Naturally, the question that pops up in our minds: Is the wild-shrubby characteristic of this Corsican grown Vermentino a direct reflection of the unique maquis of this Mediterranean island, or is it a characteristic of the grape itself? After all, we find similar qualities – a thyme-like fragrance with lavender infused potpourri perfumes – in the Uvaggio Vermentino, grown a good 6,000 miles away in Lodi.
Okay, so we’re just posing this question for rhetorical purposes; because, fact is, a few years ago we actually sat down with Mr. Moore to compare a 2009 Uvaggio Vermentino with wines made from the same grape imported from Corsica and Sardinia. We found that while the Uvaggio has scrubby, mineral and mildly briny qualities, those sensations were even more pronounced in the two Mediterranean whites we compared it to (a 2009 Domaine Maestracci Calvi Blanc from Corsica, and a 2009 Piero Mancini Vermentino di Gallura from Sardinia).
Could it be because Corsica and Sardinia are superior places to grow Vermentino? Beause Corsicans and Sardinians are just better at it, presumably because they’ve had more practice (centuries as opposed to our decades)? Or is it just because their vineyards are more mature, or better adapted to their environments? This calls for more research!
But for now, two reasonably empirical conclusions:
1. Vermentino can yield singularly unique white wines in a number of places (we’ve also tasted first-rate Vermentino produced by Duchman Family Winery in Texas’ High Plains, and by Troon Vineyard in Southern Oregon’s Applegate Valley) – indicating an intrinsic, maybe even “world class” quality in the grape that cannot be denied.

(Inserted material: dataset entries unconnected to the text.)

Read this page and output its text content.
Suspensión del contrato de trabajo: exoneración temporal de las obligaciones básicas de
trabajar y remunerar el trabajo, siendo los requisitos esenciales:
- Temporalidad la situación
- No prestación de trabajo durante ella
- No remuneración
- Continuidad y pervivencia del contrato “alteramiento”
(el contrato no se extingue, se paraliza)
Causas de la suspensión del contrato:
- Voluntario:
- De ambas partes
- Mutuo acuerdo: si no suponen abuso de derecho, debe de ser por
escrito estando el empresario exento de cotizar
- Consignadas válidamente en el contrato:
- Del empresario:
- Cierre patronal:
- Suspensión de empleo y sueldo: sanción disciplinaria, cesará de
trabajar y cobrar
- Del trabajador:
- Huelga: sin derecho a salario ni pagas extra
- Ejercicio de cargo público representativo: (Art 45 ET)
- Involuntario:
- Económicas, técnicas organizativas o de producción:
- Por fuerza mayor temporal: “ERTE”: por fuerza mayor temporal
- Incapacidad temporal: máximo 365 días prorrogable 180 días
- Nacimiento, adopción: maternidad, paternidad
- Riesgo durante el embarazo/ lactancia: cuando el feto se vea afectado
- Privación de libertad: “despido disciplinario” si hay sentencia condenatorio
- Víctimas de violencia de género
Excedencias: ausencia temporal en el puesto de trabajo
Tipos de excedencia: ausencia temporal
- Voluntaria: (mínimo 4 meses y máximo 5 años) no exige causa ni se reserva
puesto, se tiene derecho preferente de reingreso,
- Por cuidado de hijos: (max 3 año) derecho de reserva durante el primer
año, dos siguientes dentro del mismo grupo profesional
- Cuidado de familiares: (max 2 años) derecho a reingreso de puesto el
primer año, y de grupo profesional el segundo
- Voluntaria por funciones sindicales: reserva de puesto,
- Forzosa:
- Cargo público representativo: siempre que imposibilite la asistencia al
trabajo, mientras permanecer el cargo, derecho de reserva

2. Dry white wines made from Vermentino is totally capable of producing highly desirable qualities attractive to many of today’s consumers – namely, pungent aromas that are not just “fruity,” a refreshing lemony/citrus tartness, moderate alcoholic weight (somewhere between 12% and 13%), and slightly viscous sensations on the palate that are often minerally or briny (what better wine for fritto misto?).
3. You can't take the maquis out of Corsican and Sardinian Vermentinos, but you can take the Vermentino out of Corsica and Sardinia and find maquis-like characteristics in resulting wines.
"Vermentino," Moore is fond of saying, "is the thinking man's Pinot Grigio.” Maybe it’s as simple as that!